This story about a wedding photographer in England who was sued for providing “shoddy” photography holds a few lessons, for both photographers and brides to be. For brides, do your homework and get a decent, and professional photographer. These photos, and the video as well, make me wonder if the couple looked at any examples of the photographer’s work before they hired him. Was this just a bad day? I can’t imagine.
For photographers, the lesson is that an important element of your contract is a determination of what happens if something goes wrong. Disasters happen. Car accidents and family emergencies happen. Even good equipment, on rare occasion, fails. My contract, regardless of the client, has a limitation of liability that says if something does go wrong, my liability is only the amount paid to me. I guarantee my work, but I am not willing to foot the bill for a second wedding if someone doesn’t like my style. To have such a guarantee would force me to raise my prices significantly.
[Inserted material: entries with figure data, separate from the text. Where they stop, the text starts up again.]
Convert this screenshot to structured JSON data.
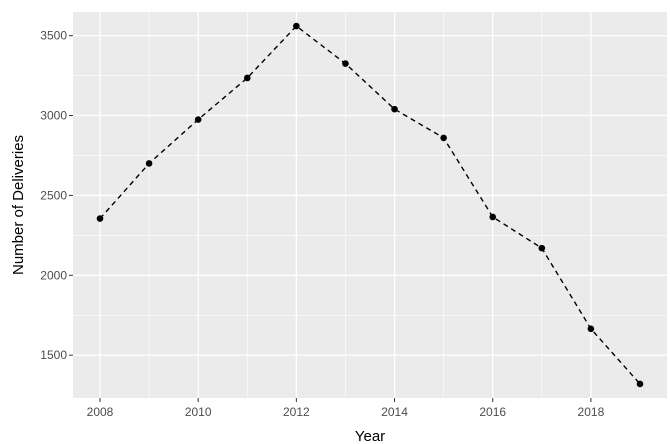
{
  "chart_data": {
    "type": "line",
    "title": "",
    "xlabel": "Year",
    "ylabel": "Number of Deliveries",
    "x": [
      2008,
      2009,
      2010,
      2011,
      2012,
      2013,
      2014,
      2015,
      2016,
      2017,
      2018,
      2019
    ],
    "series": [
      {
        "values": [
          2355,
          2700,
          2975,
          3235,
          3560,
          3325,
          3040,
          2860,
          2365,
          2170,
          1665,
          1320
        ]
      }
    ],
    "xlim": [
      2007.45,
      2019.55
    ],
    "ylim": [
      1232,
      3648
    ],
    "xticks": [
      2008,
      2010,
      2012,
      2014,
      2016,
      2018
    ],
    "yticks": [
      1500,
      2000,
      2500,
      3000,
      3500
    ],
    "xtick_labels": [
      "2008",
      "2010",
      "2012",
      "2014",
      "2016",
      "2018"
    ],
    "ytick_labels": [
      "1500",
      "2000",
      "2500",
      "3000",
      "3500"
    ],
    "line_style": "dashed",
    "marker": "point",
    "grid": true,
    "legend": "none",
    "colors": {
      "panel_background": "#ebebeb",
      "grid_major": "#ffffff",
      "line": "#000000",
      "tick_label": "#4d4d4d"
    }
  }
}
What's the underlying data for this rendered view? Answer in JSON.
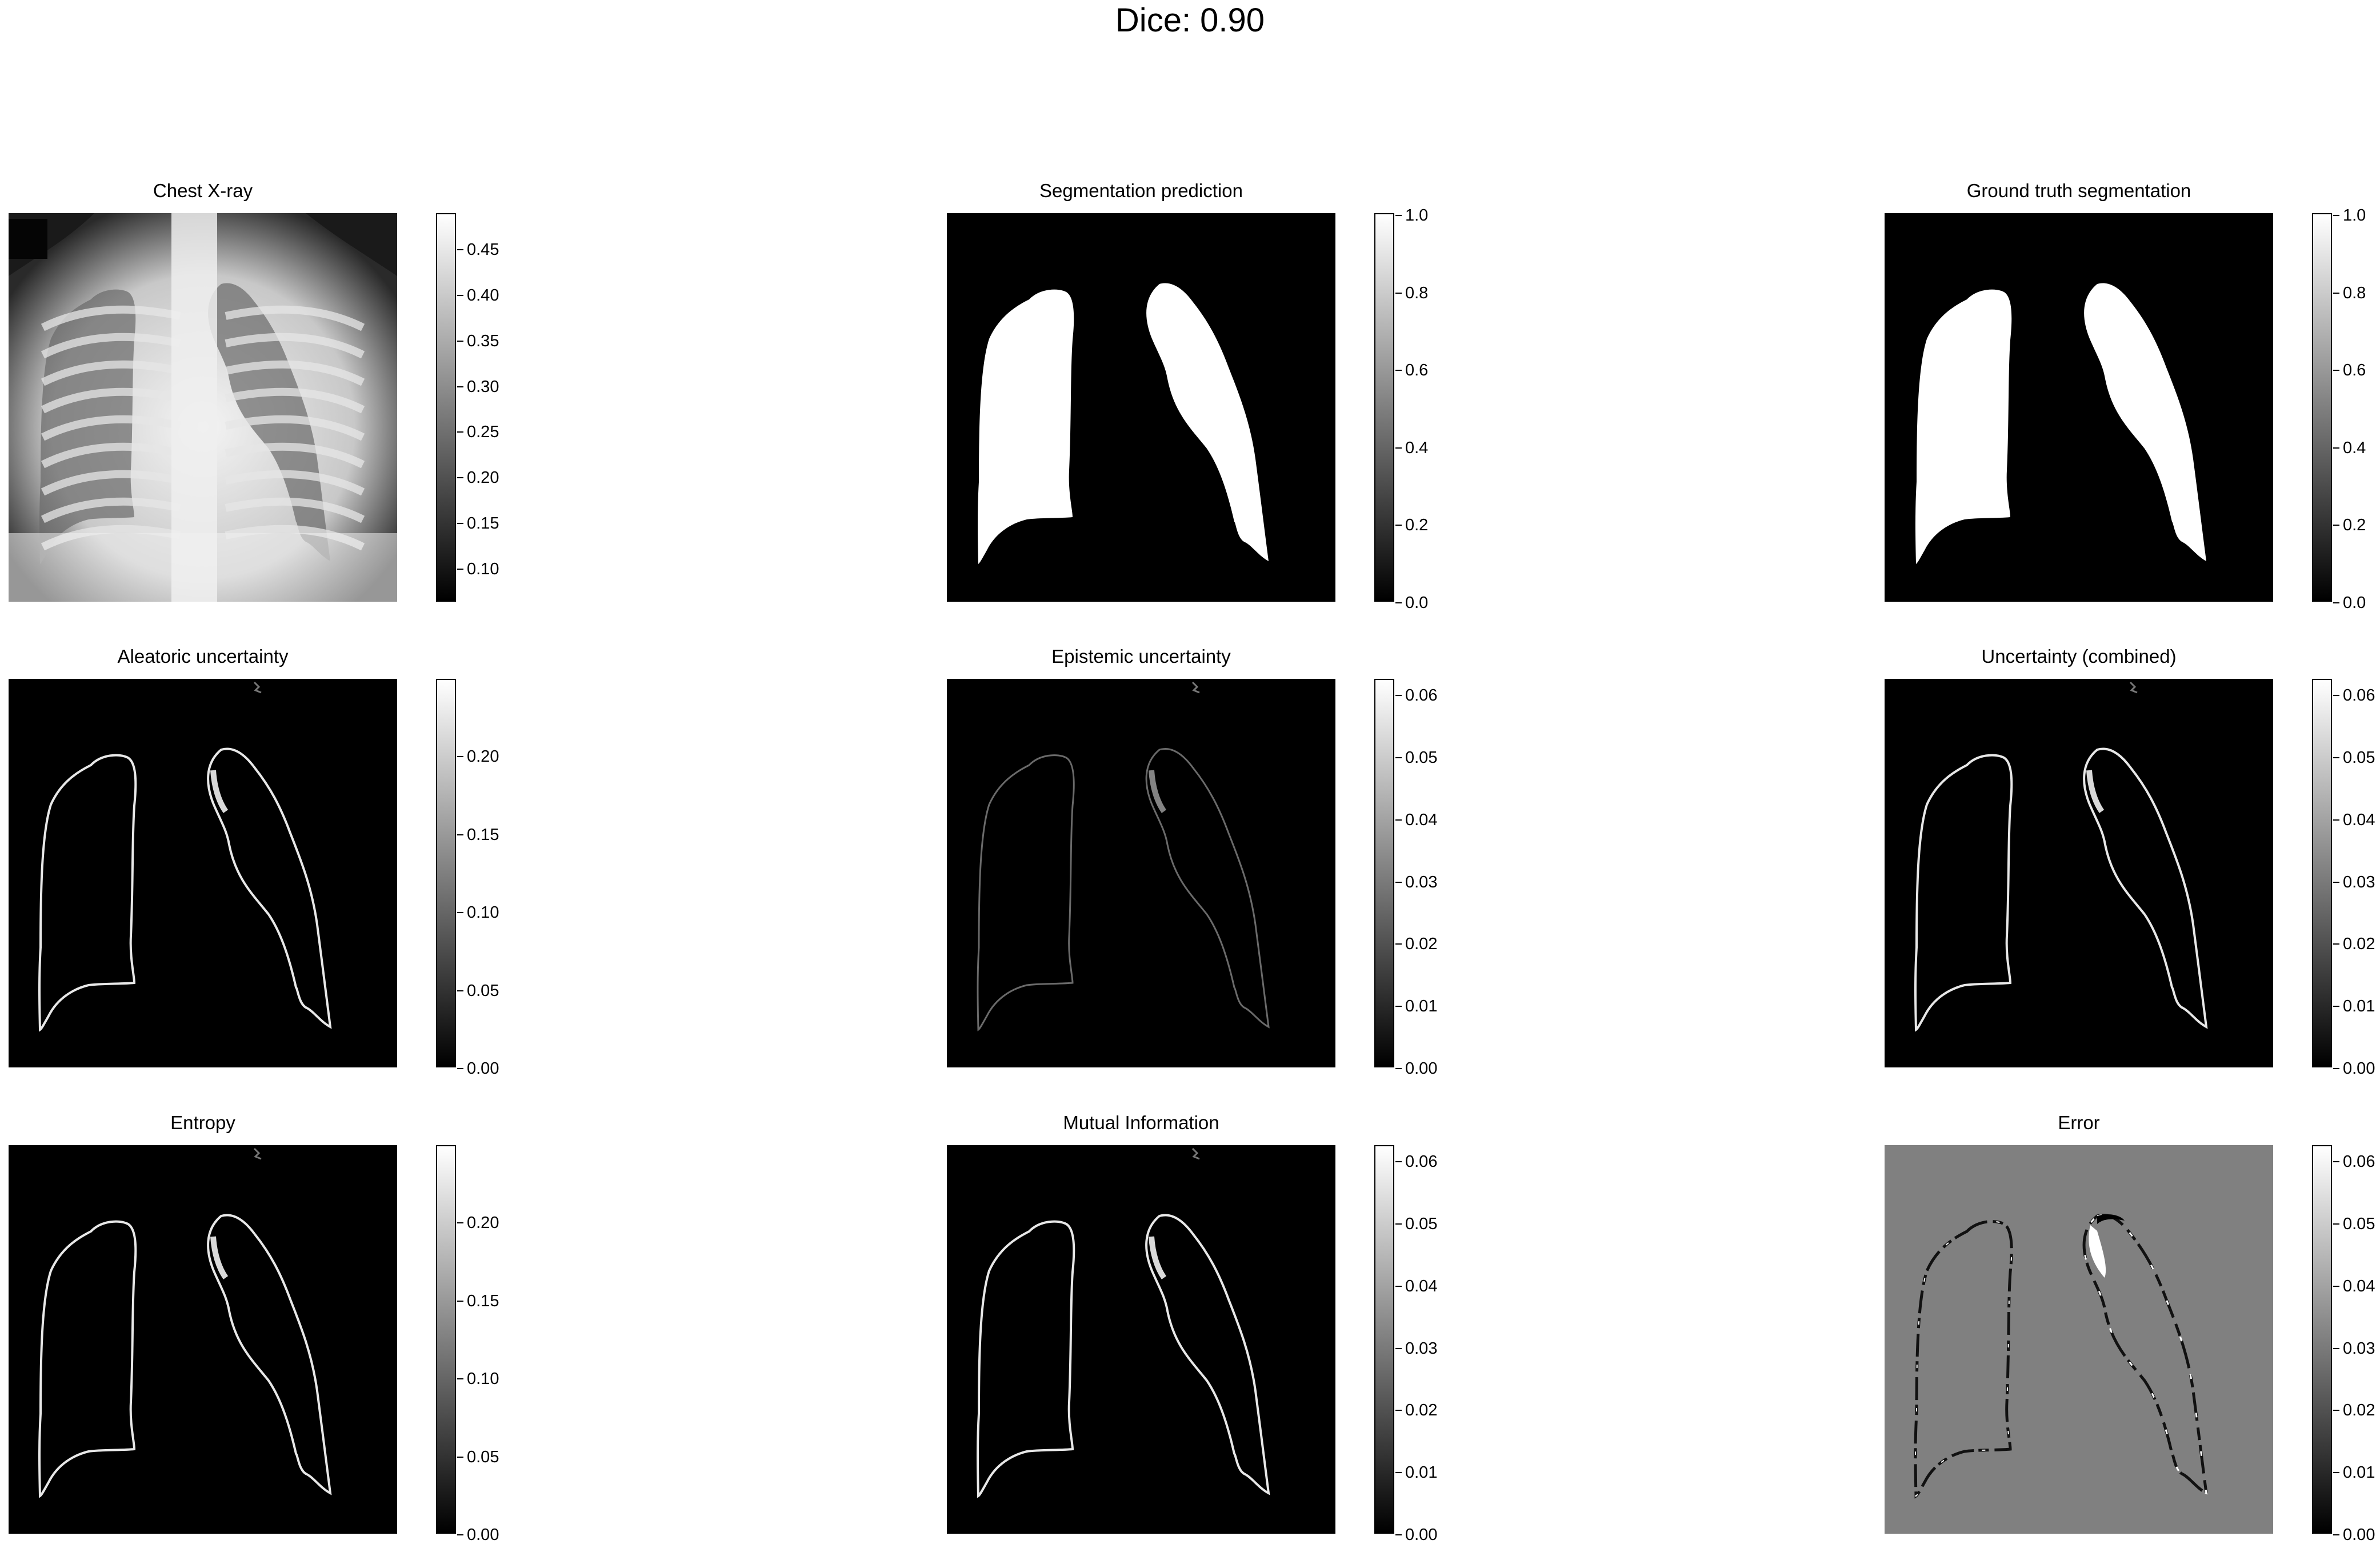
{
  "suptitle": "Dice: 0.90",
  "panels": [
    {
      "title": "Chest X-ray",
      "kind": "xray",
      "colorbar": {
        "ticks": [
          "0.10",
          "0.15",
          "0.20",
          "0.25",
          "0.30",
          "0.35",
          "0.40",
          "0.45"
        ]
      }
    },
    {
      "title": "Segmentation prediction",
      "kind": "mask",
      "colorbar": {
        "ticks": [
          "0.0",
          "0.2",
          "0.4",
          "0.6",
          "0.8",
          "1.0"
        ]
      }
    },
    {
      "title": "Ground truth segmentation",
      "kind": "mask",
      "colorbar": {
        "ticks": [
          "0.0",
          "0.2",
          "0.4",
          "0.6",
          "0.8",
          "1.0"
        ]
      }
    },
    {
      "title": "Aleatoric uncertainty",
      "kind": "edges",
      "colorbar": {
        "ticks": [
          "0.00",
          "0.05",
          "0.10",
          "0.15",
          "0.20"
        ]
      }
    },
    {
      "title": "Epistemic uncertainty",
      "kind": "edges-faint",
      "colorbar": {
        "ticks": [
          "0.00",
          "0.01",
          "0.02",
          "0.03",
          "0.04",
          "0.05",
          "0.06"
        ]
      }
    },
    {
      "title": "Uncertainty (combined)",
      "kind": "edges",
      "colorbar": {
        "ticks": [
          "0.00",
          "0.01",
          "0.02",
          "0.03",
          "0.04",
          "0.05",
          "0.06"
        ]
      }
    },
    {
      "title": "Entropy",
      "kind": "edges",
      "colorbar": {
        "ticks": [
          "0.00",
          "0.05",
          "0.10",
          "0.15",
          "0.20"
        ]
      }
    },
    {
      "title": "Mutual Information",
      "kind": "edges",
      "colorbar": {
        "ticks": [
          "0.00",
          "0.01",
          "0.02",
          "0.03",
          "0.04",
          "0.05",
          "0.06"
        ]
      }
    },
    {
      "title": "Error",
      "kind": "error",
      "colorbar": {
        "ticks": [
          "0.00",
          "0.01",
          "0.02",
          "0.03",
          "0.04",
          "0.05",
          "0.06"
        ]
      }
    }
  ]
}
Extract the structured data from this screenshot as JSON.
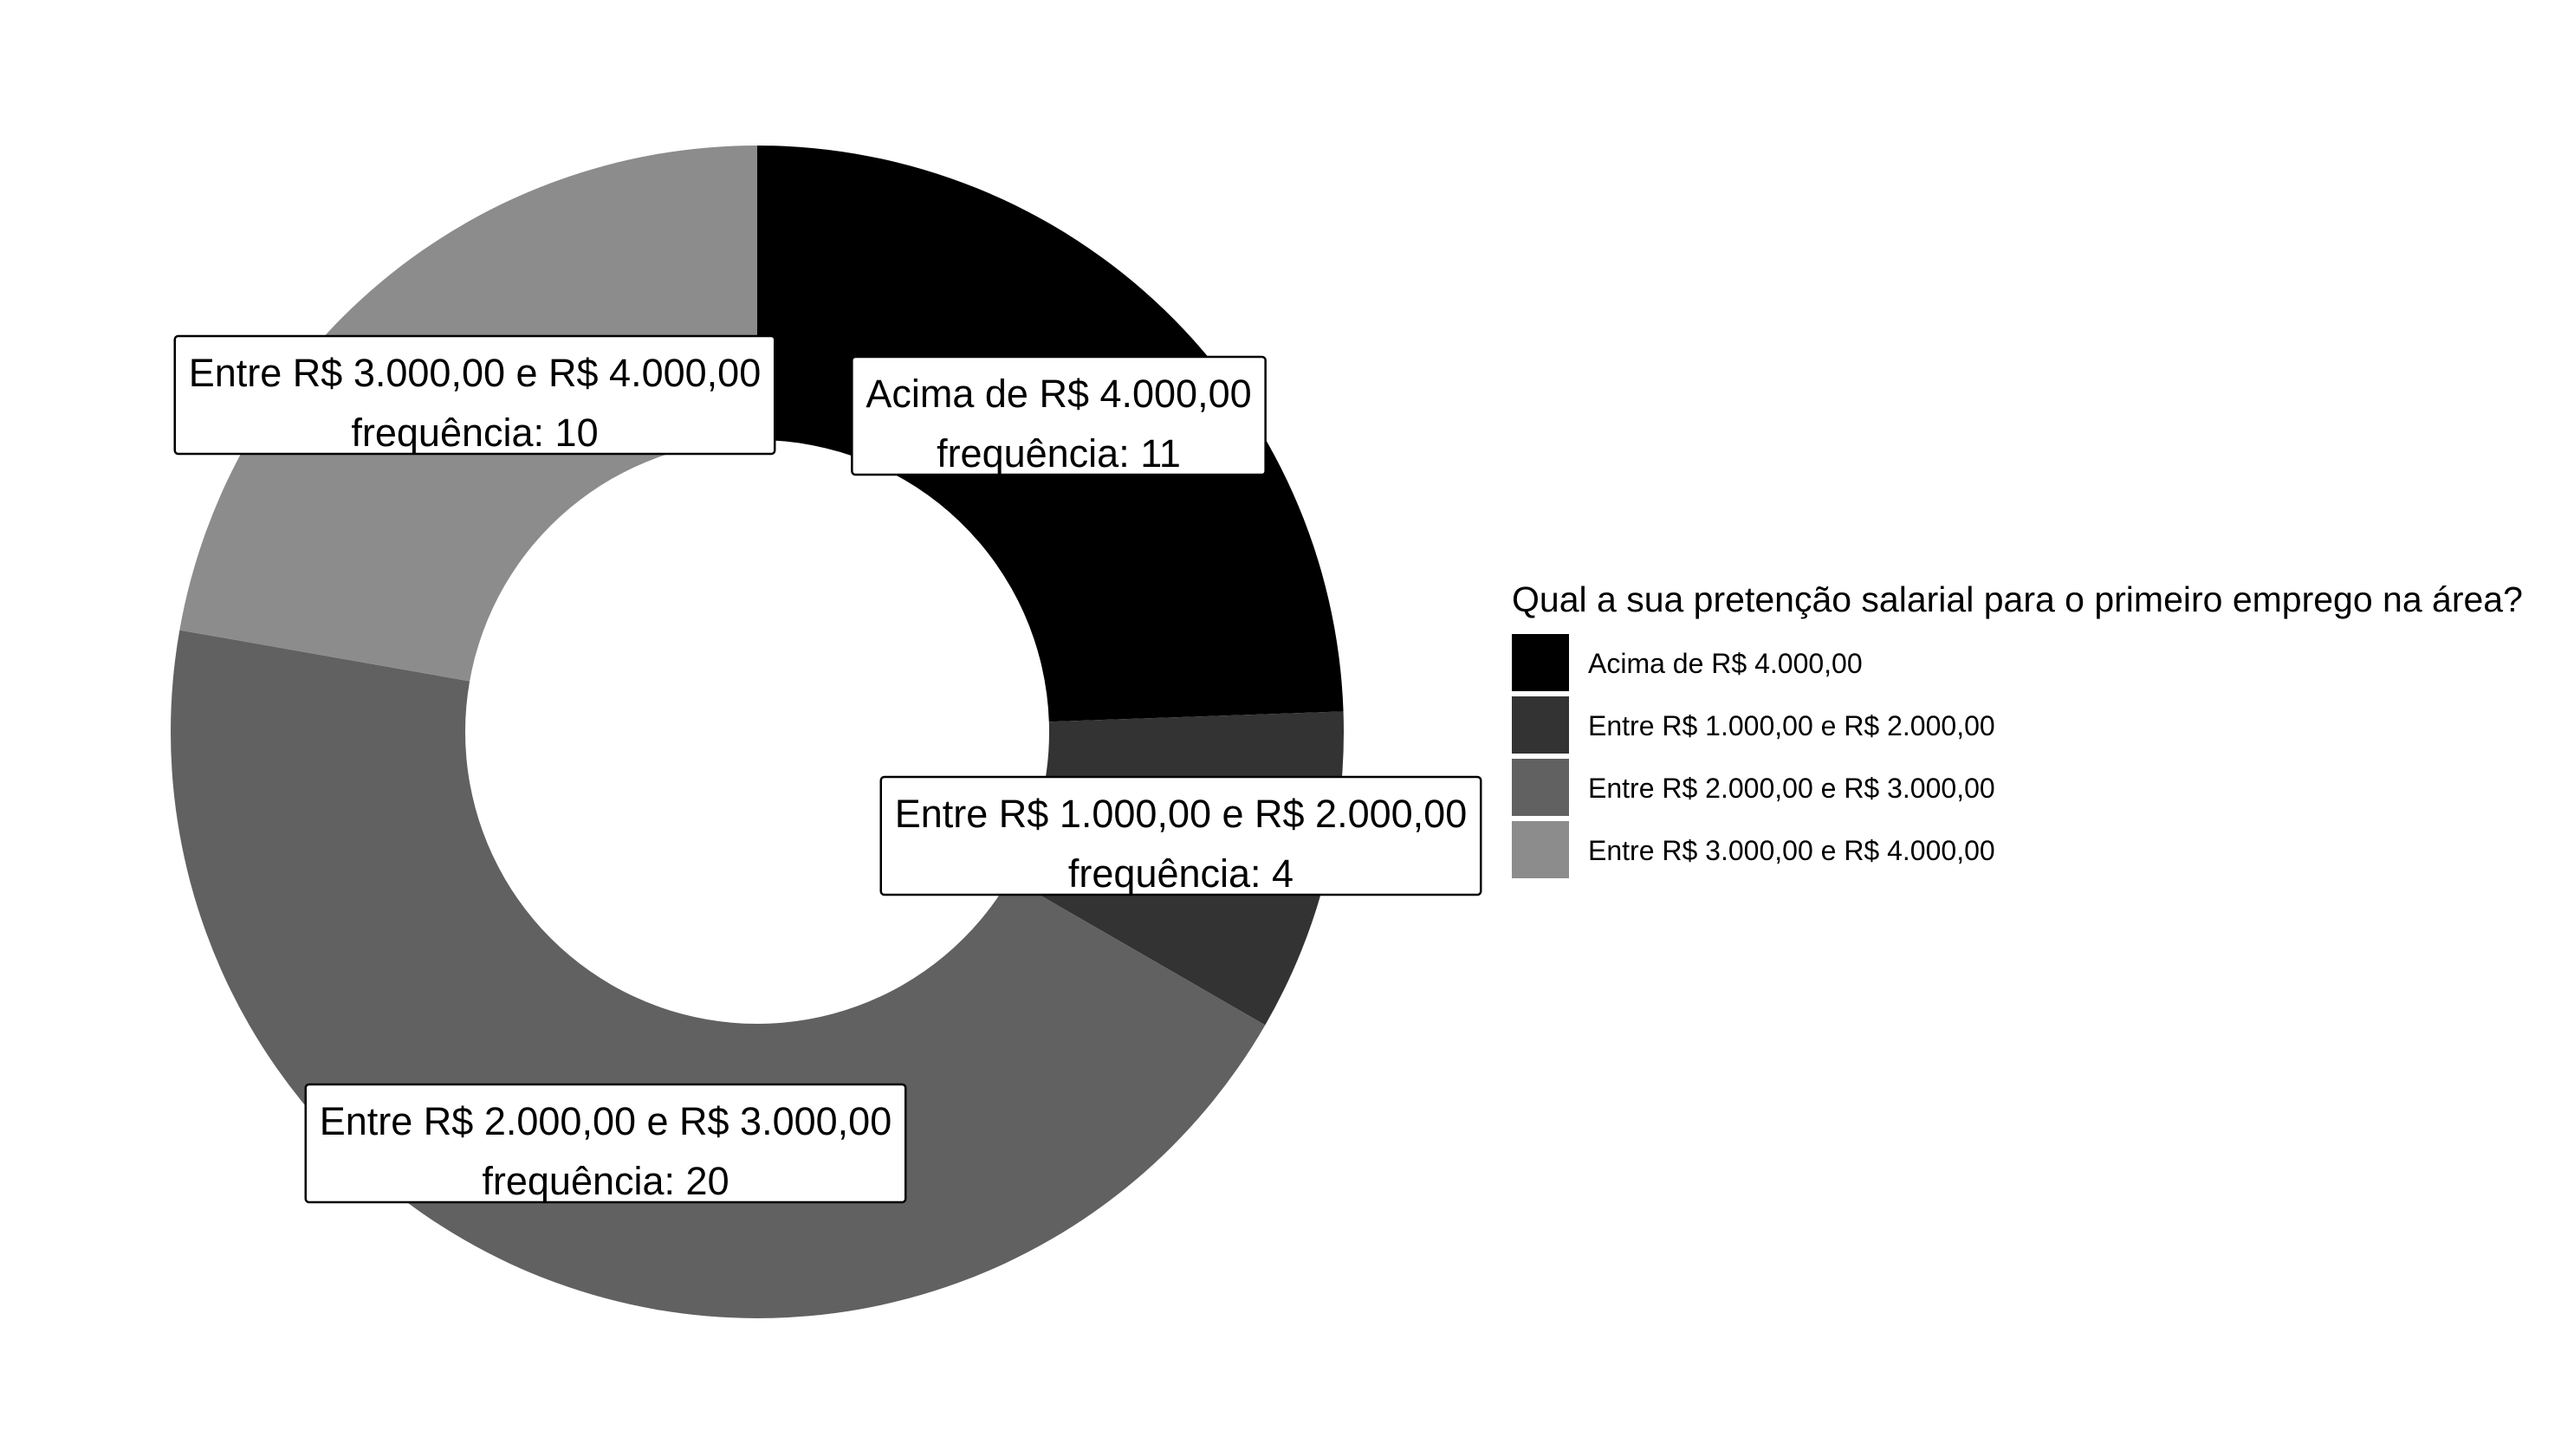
{
  "chart_data": {
    "type": "pie",
    "variant": "donut",
    "legend_title": "Qual a sua pretenção salarial para o primeiro emprego na área?",
    "legend_position": "right",
    "frequency_label": "frequência",
    "categories": [
      "Acima de R$ 4.000,00",
      "Entre R$ 1.000,00 e R$ 2.000,00",
      "Entre R$ 2.000,00 e R$ 3.000,00",
      "Entre R$ 3.000,00 e R$ 4.000,00"
    ],
    "values": [
      11,
      4,
      20,
      10
    ],
    "colors": [
      "#000000",
      "#333333",
      "#616161",
      "#8c8c8c"
    ]
  }
}
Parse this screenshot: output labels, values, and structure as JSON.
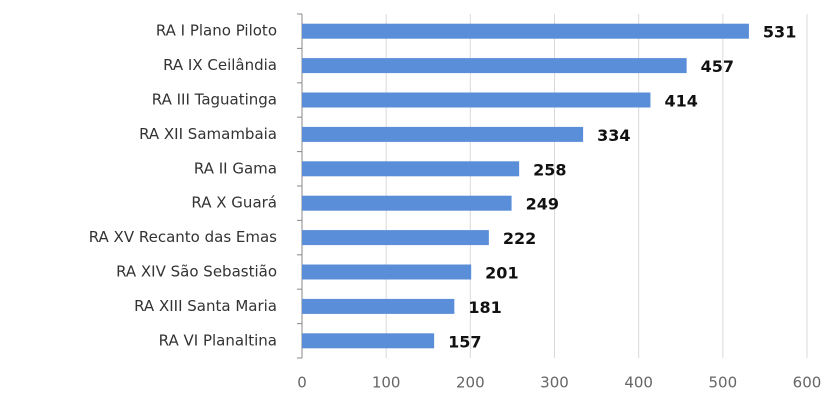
{
  "chart_data": {
    "type": "bar",
    "orientation": "horizontal",
    "categories": [
      "RA I Plano Piloto",
      "RA IX Ceilândia",
      "RA III Taguatinga",
      "RA XII Samambaia",
      "RA II Gama",
      "RA X Guará",
      "RA XV Recanto das Emas",
      "RA XIV São Sebastião",
      "RA XIII Santa Maria",
      "RA VI Planaltina"
    ],
    "values": [
      531,
      457,
      414,
      334,
      258,
      249,
      222,
      201,
      181,
      157
    ],
    "color": "#5b8ed8",
    "xlim": [
      0,
      600
    ],
    "xticks": [
      0,
      100,
      200,
      300,
      400,
      500,
      600
    ],
    "grid": true
  }
}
This is important, not because I expect my client to be unhappy- on the contrary, I have very happy clients. But photography is subjective. For example, the judge in the above article found that the photography was bad based in part on the fact that some heads were cut off, and some horizons were crooked. Some photos were out of focus. From a stylistic perspective, you might have award-winning images with heads cut off, crooked horizons and soft focus.
This brings up another point. I don’t know whether the photographer in the above case gave all his images to the bride, or only a selection, but as a rule, I ALWAYS provided only an edited selection. I learned the hard way to never provide my entire take to someone who is not a photography professional. Doing so is an invitation to be judged by your outtakes, which by definition, stink.
You could certainly take my worst outtakes from any event I have photographed, haul me before a judge, and get a judgment that I am a bad photographer. But that will never happen, because my job is not to make every frame I shoot perfect. My job is to to provide a selection of wonderful, unique images. That is what the client wants, and that is what the client gets.